Time to Review Your BP Pension?

BP has reported a dramatic 20% decrease in year-on-year profits during the last three months of 2014, and an annual fall of 10%. Now, as damage limitation exercises begin, many of the tens of thousands of British BP staff working across the globe have been left wondering how this will affect them.

So far, BP has said it will reduce spending on exploration and capital expenditure to counteract the fall in the price of oil (a fall of 50% in six months). But even before today’s announcement – in which BP effectively reported a quarterly loss of $969 million due to the need to devalue assets and operations in light of the weaker oil price – there were doubts about being able to maintain current staffing levels, and the benefits they receive.

Pension Cuts?

The BP final salary pension scheme has been in operation for 65 years, but concerns have been voiced about exactly how well the pension fund is performing, particularly in light of the fact that a large percentage of the attributed portfolio is invested in rival oil companies, who have also struggled in the face of the lack of demand for crude. In fact, simultaneously, many of the most prominent pension funds across the global hold significant amounts of BP shares, the knock-on effect of continued poor performance could be catastrophic for millions.

While it is no time for immediate panic, murmurings of discontent and concern amongst BP staff were visible across online forums after the departure of Sally Bridgeland, former Chief Executive Officer of BP Pension Trustees Limited, who left in April 2014 to pursue a “portfolio career.” No other information was given by BP, but staff were quick to point out that the fund seemed to be performing well under her guardianship, and were surprised the announcement came so suddenly.

The Knock-on Effect

Whether or not the knock-on effect of the various troubles BP – and the wider oil industry – faces up to will impact on pension fund performance is up for debate.

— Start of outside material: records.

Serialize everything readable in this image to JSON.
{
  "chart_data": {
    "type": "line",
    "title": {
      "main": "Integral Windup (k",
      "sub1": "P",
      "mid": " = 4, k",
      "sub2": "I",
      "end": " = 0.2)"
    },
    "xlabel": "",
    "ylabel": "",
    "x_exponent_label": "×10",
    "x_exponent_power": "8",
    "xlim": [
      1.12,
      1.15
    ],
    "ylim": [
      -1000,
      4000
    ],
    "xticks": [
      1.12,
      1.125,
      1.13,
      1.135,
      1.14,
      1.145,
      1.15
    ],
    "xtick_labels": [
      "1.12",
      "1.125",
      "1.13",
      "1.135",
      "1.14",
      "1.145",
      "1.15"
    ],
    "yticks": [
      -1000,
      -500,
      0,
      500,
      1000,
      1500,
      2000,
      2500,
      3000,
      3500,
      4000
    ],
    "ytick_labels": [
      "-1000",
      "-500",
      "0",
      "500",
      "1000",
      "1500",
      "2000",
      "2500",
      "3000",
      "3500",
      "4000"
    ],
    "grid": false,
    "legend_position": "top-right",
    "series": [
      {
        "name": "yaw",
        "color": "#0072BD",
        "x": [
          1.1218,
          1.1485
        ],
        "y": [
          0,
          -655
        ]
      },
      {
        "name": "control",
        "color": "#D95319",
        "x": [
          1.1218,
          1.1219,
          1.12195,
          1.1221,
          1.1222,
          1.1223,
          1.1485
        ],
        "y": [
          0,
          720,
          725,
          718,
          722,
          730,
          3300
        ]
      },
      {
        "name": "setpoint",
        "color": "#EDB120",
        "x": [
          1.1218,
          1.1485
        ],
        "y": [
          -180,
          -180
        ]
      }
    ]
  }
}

But in 2009 BP closed schemes to new employees, citing the increased life expectancy of male oil workers, and concerned pension members are being urged to seek independent advice to allow an in-depth review of current and prospective pension performance.

BP has been subject to numerous examples of misfortune since it made its way into Libyan oil reserves ahead of some of the biggest US-based oil companies, not least the huge $13.8bn fine from US authorities relating to the Blue Horizon oil rig disaster of 2010 – a disaster which also involved a US company which allegedly “lost” an important document pertinent to BP’s defence during the court case. The US company were find $200,000. Oil prices are set to remain at the same level for at least the next three years, according to analysts, so cut-backs are sure to eventually be far-reaching, and it’s an unfortunate bi-product that staff are among the first to suffer.